Robo-advisors are growing in popularity. According to one estimate, assets under management for robo-advisors has grown more than ten-fold in three years, from less than $10 billion in 2013 to almost $100 billion in 2016. At the same time, there’s been a lively debate around the future of robo-advice across the financial services industry. One of the chief questions is will robo-advisors replace face-to-face financial advisors?
Financial advisors’ strengths may be in the details
While robo-advisors are expected to continue to have a strong presence in the financial ecosystem, there are three behavioral factors that could mean that the battle of robo-advisors vs. financial advisors may not be a fight to the death after all.
Here’s a look at the three behavioral factors to consider in the robo-advisor vs. financial advisor debate:
- Algorithm aversion: An active area of behavioral research is around “ algorithm aversion”—when people prefer advice from humans over advice generated from algorithms even though they’re aware that algorithmic-driven recommendations outperform humans, on average. These findings are actively being debated in the literature and raise an interesting possibility: Even if robo-advisors were more accurate, investors might still prefer to talk to a financial advisor.
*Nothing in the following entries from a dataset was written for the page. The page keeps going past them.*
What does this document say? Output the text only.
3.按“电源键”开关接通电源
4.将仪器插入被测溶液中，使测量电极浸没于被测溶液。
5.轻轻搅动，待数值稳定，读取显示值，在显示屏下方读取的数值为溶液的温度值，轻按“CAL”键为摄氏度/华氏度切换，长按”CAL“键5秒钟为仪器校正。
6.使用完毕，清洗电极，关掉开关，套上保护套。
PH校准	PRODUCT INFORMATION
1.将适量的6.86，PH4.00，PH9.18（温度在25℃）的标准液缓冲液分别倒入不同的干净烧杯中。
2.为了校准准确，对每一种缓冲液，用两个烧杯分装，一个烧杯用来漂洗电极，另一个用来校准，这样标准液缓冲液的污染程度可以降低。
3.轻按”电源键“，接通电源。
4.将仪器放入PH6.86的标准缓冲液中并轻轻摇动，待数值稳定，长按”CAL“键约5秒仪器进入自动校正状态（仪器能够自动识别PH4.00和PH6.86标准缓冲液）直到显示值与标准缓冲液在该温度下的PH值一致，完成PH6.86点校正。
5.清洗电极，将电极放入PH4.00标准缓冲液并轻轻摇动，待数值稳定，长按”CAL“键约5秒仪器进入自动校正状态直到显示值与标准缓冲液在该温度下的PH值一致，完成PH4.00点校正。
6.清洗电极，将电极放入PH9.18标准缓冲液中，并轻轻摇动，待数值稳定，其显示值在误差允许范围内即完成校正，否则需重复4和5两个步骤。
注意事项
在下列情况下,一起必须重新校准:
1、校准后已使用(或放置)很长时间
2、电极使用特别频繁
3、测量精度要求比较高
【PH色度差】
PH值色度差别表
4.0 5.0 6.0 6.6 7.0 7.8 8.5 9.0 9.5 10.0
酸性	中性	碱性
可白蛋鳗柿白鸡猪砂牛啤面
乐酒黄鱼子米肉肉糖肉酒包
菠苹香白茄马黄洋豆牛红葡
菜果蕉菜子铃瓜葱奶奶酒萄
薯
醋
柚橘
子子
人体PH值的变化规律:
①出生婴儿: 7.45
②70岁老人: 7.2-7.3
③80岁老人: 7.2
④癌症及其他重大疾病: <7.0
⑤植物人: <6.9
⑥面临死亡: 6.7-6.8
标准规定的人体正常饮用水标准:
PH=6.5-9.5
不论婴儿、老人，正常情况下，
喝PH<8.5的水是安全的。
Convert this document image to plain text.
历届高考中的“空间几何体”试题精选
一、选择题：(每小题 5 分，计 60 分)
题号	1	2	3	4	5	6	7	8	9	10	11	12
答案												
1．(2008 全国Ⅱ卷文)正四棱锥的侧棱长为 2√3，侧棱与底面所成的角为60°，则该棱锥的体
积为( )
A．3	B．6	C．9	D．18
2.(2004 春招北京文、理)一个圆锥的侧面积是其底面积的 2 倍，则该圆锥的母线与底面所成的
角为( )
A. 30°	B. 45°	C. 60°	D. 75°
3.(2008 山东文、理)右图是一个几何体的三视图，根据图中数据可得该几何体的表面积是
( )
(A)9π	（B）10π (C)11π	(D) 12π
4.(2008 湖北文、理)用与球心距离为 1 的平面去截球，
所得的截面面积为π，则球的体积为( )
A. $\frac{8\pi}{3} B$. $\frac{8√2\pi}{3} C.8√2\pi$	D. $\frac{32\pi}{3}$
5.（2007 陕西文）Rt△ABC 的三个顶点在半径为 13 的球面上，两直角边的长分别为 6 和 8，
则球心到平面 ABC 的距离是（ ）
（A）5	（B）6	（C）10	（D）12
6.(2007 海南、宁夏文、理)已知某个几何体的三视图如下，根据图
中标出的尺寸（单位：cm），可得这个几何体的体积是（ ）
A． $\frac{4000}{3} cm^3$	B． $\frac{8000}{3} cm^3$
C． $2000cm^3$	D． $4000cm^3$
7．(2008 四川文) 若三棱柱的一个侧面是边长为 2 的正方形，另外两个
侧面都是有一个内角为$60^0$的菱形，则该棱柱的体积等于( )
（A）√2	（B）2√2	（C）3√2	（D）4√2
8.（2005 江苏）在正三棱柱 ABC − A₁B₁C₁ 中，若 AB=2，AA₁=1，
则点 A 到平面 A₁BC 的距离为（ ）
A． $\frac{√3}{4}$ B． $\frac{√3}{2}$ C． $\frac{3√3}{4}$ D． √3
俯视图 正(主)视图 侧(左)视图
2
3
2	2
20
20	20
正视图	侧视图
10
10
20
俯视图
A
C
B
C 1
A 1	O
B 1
- Unrealistic expectations: No predictions are free of errors. However, algorithm aversion is heightened when people see algorithms make errors. In other words, people are generally less forgiving of algorithms making any errors than humans, and thus may unrealistically expect algorithms to be 100% accurate—something that’s essentially impossible to achieve.
- Context specific: A 2017 study by Jenn Logg, a postdoctoral fellow at Harvard University, finds that when it comes to subjective choices, such as which movie to watch, people prefer advice from humans. But when it comes to objective choices, such as forecasting future events, people relied more on algorithms.
What are the implication of these findings when it comes to investing?
It’s not robo-advisors vs. financial advisors – but a hybrid model
These three behavioral factors support a hybrid model of financial advice. When it comes to seeking financial advice, people prefer working with financial advisors to sort out subjective aspects of investing, such as identifying investment goals that are important to them or having someone to personally contact during market volatility. At the same time, they feel confident that they can reach those goals by objective means, such as with algorithms constructing a well-diversified portfolio, auto-rebalancing, tax-loss harvesting. In this hybrid model, financial advisors serve as a behavioral coach, helping investors avoid and overcome behavioral biases—a value that robo-advisors are currently unable to completely replace.
Investor views of robo-advisors may change rapidly in a down market
Much of the growth of robo-advisors occurred in the past nine years where it was a bull market, which may give the impression that investing with robo-advisors may outperform financial advisors. However, investors’ unrealistic expectation that algorithms should be completely error-free may induce some investors, especially those who invest with robo-advisors exclusively, to panic sell and exit the market completely during the next market correction.
Robo-advisors vs. financial advisors: Complementary, not mutual exclusivity
Robo-advisors and financial advisors tend to be portrayed as mutually exclusive. But instead of pitting financial advisors against robo-advisors, it appears that they may be complementary.
Generally, robo-advisors are more efficient in computational-intensive tasks such as dynamic portfolio allocation, auto-rebalancing, and tax-loss harvesting. For financial advisors, incorporating robo-advisors into their practice can free up time to pursue tasks that contribute value to their clients, such as playing the role of behavioral coaches.
So perhaps the growth of robo-advisors may actually be beneficial to financial advisors because it highlights one of the most valuable contributions that an advisor can bring to their clients: helping them overcome their behavioral biases.